Melalui pendekatan ini, setiap rumah tangga dinilai berdasarkan indikator kesejahteraan yang terukur dan objektif.
Dedi Fahlevi menegaskan bahwa kualitas dan akurasi data menjadi kunci dalam meminimalkan inclusion error (kesalahan sasaran penerima yang tidak berhak) maupun exclusion error (keluarga berhak yang tidak terdata).
Dengan pembaruan data secara berkala, ground check di lapangan, serta dukungan data administrasi lintas kementerian dan lembaga, sistem bantuan sosial diharapkan semakin presisi dan transparan.
“Data yang akurat adalah fondasi kebijakan yang tepat. Dengan pemutakhiran berkelanjutan, ground check, serta dukungan data administrasi lintas kementerian dan lembaga, kita mendorong sistem yang semakin presisi dan transparan,” tegasnya.
Selain membahas optimalisasi DTSEN, Kepala BPS Kabupaten Lahat juga menyosialisasikan pelaksanaan Sensus Ekonomi 2026.
Sensus ini dilaksanakan setiap sepuluh tahun sekali untuk memotret seluruh aktivitas usaha di luar sektor pertanian.
Tujuannya adalah menyediakan data dasar ekonomi yang komprehensif sebagai landasan perencanaan pembangunan.
Menurutnya, Sensus Ekonomi 2026 menjadi instrumen penting dalam memperkuat daya saing usaha, mendukung penyusunan kebijakan ekonomi berbasis data, serta mendorong pertumbuhan ekonomi daerah yang inklusif.

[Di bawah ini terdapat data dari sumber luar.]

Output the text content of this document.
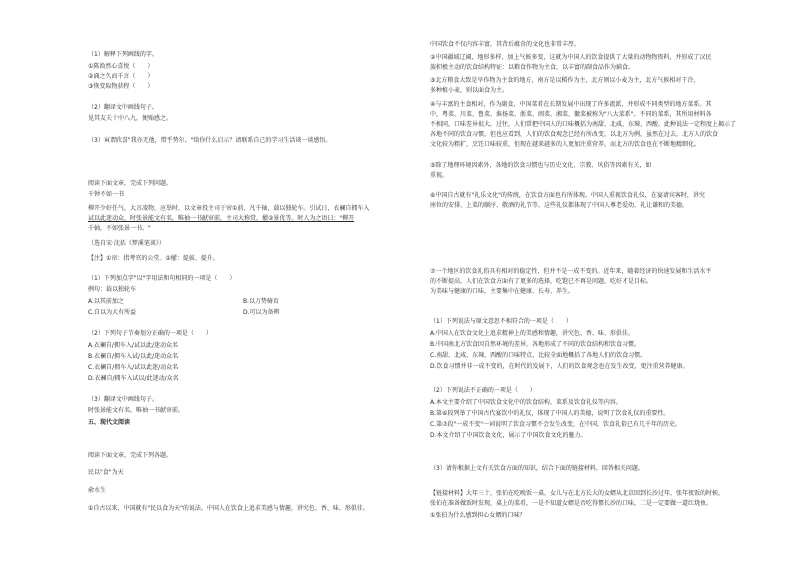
（1）解释下列画线的字。
①陈涣然心喜悦（　　）
②诵之久而千言（　　）
③恢变取物获程（　　）
（2）翻译文中画线句子。
见其友夫十中八九，便贻感之。
（3）寅谓欣喜"我亦无他，惜乎势尔。"给你什么启示？请联系自己的学习生活谈一谈感悟。
阅读下面文章，完成下列问题。
千钟不如一书
柳开少好任气，大言凌物，应举时，以文章投主司于帘①前，凡千轴，载以独轮车。引试日，衣襕自拥车入
试以此迷动众，时张景能文有名，唯袖一书献帘前，主司大称赏，擢②景优等。时人为之语曰："柳开
千轴，不如张景一书。"
（选自宋·沈括《梦溪笔谈》）
【注】①帘：指考官的公堂。②擢：提拔、提升。
（1）下列加点字"以"字用法和句相同的一项是（　　）
例句：载以独轮车
A.以其前加之	B.以万势骑育
C.自以为大有所益	D.可以为备辨
（2）下列句子节奏划分正确的一项是（　　）
A.衣襕自/拥车入/试以此/迷动众名
B.衣襕自/拥车入试/以此/迷动众名
C.衣襕自/拥车入/试以此迷/动众名
D.衣襕自/拥车入试以/此迷动/众名
（3）翻译文中画线句子。
时张景能文有名，唯袖一书献帘前。
五、现代文阅读
阅读下面文章，完成下列各题。
民以"食"为天
俞水生
①自古以来，中国就有"民以食为天"的说法。中国人在饮食上追求美感与情趣，讲究色、香、味、形俱佳。
中国饮食不仅内容丰富，其背后蕴含的文化也非常丰厚。
②中国疆域辽阔，地形多样，加上气候多变，这就为中国人的饮食提供了大量的动物物资料，并形成了汉民
族积极主动的饮食结构特征：以粮食作物为主食，以丰富的副食品作为辅食。
③北方粮食大致是旱作物为主食的地方，南方是以稻作为主，北方则以小麦为主，北方气候相对干冷，
多种植小麦，则以面食为主。
④与丰富的主食相对，作为副食，中国菜肴在长期发展中出现了许多流派，并形成不同类型的地方菜系。其
中，粤菜、川菜、鲁菜、淮扬菜、浙菜、闽菜、湘菜、徽菜被称为"八大菜系"。不同的菜系，其所用材料各
不相同，口味差异很大。过往，人们常把中国人的口味概括为南甜、北咸、东辣、西酸。此种说法一定程度上揭示了
各地不同的饮食习惯，但也应看到，人们的饮食观念已经有所改变，以北方为例，虽然在过去，北方人的饮食
文化较为粗犷，烹饪口味较重，但现在越来越多的人更加注重营养，而北方的饮食也在不断地精细化。
⑤除了地理环境因素外，各地的饮食习惯也与历史文化、宗教、风俗等因素有关，如
重视。
⑥中国自古就有"礼乐文化"的传统，在饮食方面也有所体现。中国人重视饮食礼仪，在宴请宾客时，讲究
座位的安排、上菜的顺序、敬酒的礼节等，这些礼仪都体现了中国人尊老爱幼、礼让谦和的美德。
⑦一个地区的饮食礼俗具有相对的稳定性，但并不是一成不变的。近年来，随着经济的快速发展和生活水平
的不断提高，人们在饮食方面有了更多的选择，吃饱已不再是问题，吃好才是目标。
为美味与健康的口味，主要集中在健康、长寿、养生。
（1）下列说法与原文意思不相符合的一项是（　　）
A.中国人在饮食文化上追求精神上的美感和情趣，讲究色、香、味、形俱佳。
B.中国南北方饮食因自然环境的差异，各地形成了不同的饮食结构和饮食习惯。
C.南甜、北咸、东辣、西酸的口味特点，比较全面地概括了各地人们的饮食习惯。
D.饮食习惯并非一成不变的，在时代的发展下，人们的饮食观念也在发生改变，更注重营养健康。
（2）下列说法不正确的一项是（　　）
A.本文主要介绍了中国饮食文化中的饮食结构、菜系及饮食礼仪等内容。
B.第⑥段列举了中国古代宴饮中的礼仪，体现了中国人的美德，说明了饮食礼仪的重要性。
C.第⑦段"一成不变"一词说明了饮食习惯不会发生改变，在中国，饮食礼俗已有几千年的历史。
D.本文介绍了中国饮食文化，展示了中国饮食文化的魅力。
（3）请你根据上文有关饮食方面的知识，结合下面的链接材料，回答相关问题。
【链接材料】大年三十，张伯在吃晚饭一桌，女儿与在北方长大的女婿从北京回到长沙过年，张年夜饭的时候，
张伯在准备做饭时发现，桌上的菜肴，一是不知道女婿是否吃得惯长沙的口味，二是一定要做一道红烧鱼。
①张伯为什么感到担心女婿的口味？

Ia juga menekankan pentingnya partisipasi aktif pelaku usaha dan masyarakat dalam memberikan informasi yang akurat.
“Partisipasi aktif pelaku usaha dan masyarakat sangat menentukan kualitas data yang dihasilkan. Setiap informasi yang diberikan akan menjadi kontribusi nyata untuk pembangunan ekonomi yang lebih baik,” tambahnya.

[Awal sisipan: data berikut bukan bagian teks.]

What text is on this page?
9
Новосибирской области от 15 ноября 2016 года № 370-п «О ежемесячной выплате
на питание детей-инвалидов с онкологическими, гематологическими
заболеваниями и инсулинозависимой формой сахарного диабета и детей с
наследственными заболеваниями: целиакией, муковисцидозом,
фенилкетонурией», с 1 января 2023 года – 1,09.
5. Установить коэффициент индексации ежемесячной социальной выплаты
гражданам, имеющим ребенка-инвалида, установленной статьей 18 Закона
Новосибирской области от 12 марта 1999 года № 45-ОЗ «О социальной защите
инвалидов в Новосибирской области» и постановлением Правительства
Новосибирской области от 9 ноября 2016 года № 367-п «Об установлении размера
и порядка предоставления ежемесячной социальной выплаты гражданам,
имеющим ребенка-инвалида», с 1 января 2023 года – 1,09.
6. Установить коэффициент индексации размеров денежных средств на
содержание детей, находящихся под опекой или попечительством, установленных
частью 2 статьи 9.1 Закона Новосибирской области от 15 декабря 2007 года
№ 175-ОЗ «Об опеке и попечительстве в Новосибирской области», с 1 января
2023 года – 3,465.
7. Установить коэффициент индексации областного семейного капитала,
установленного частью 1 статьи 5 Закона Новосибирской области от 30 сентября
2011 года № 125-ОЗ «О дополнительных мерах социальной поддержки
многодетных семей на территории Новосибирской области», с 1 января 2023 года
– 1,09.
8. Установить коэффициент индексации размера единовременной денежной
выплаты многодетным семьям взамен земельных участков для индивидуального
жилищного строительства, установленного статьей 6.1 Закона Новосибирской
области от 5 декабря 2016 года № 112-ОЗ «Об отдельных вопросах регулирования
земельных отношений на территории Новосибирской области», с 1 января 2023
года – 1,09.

Melalui kegiatan ini, BPS Kabupaten Lahat menegaskan komitmennya untuk terus memperkuat kolaborasi dengan pemerintah daerah, baik dalam pemanfaatan DTSEN maupun dalam menyukseskan Sensus Ekonomi 2026.
Sinergi data sosial dan ekonomi diharapkan mampu mempercepat penurunan angka kemiskinan serta mendorong pembangunan ekonomi yang berkelanjutan di Kabupaten Lahat. (rls)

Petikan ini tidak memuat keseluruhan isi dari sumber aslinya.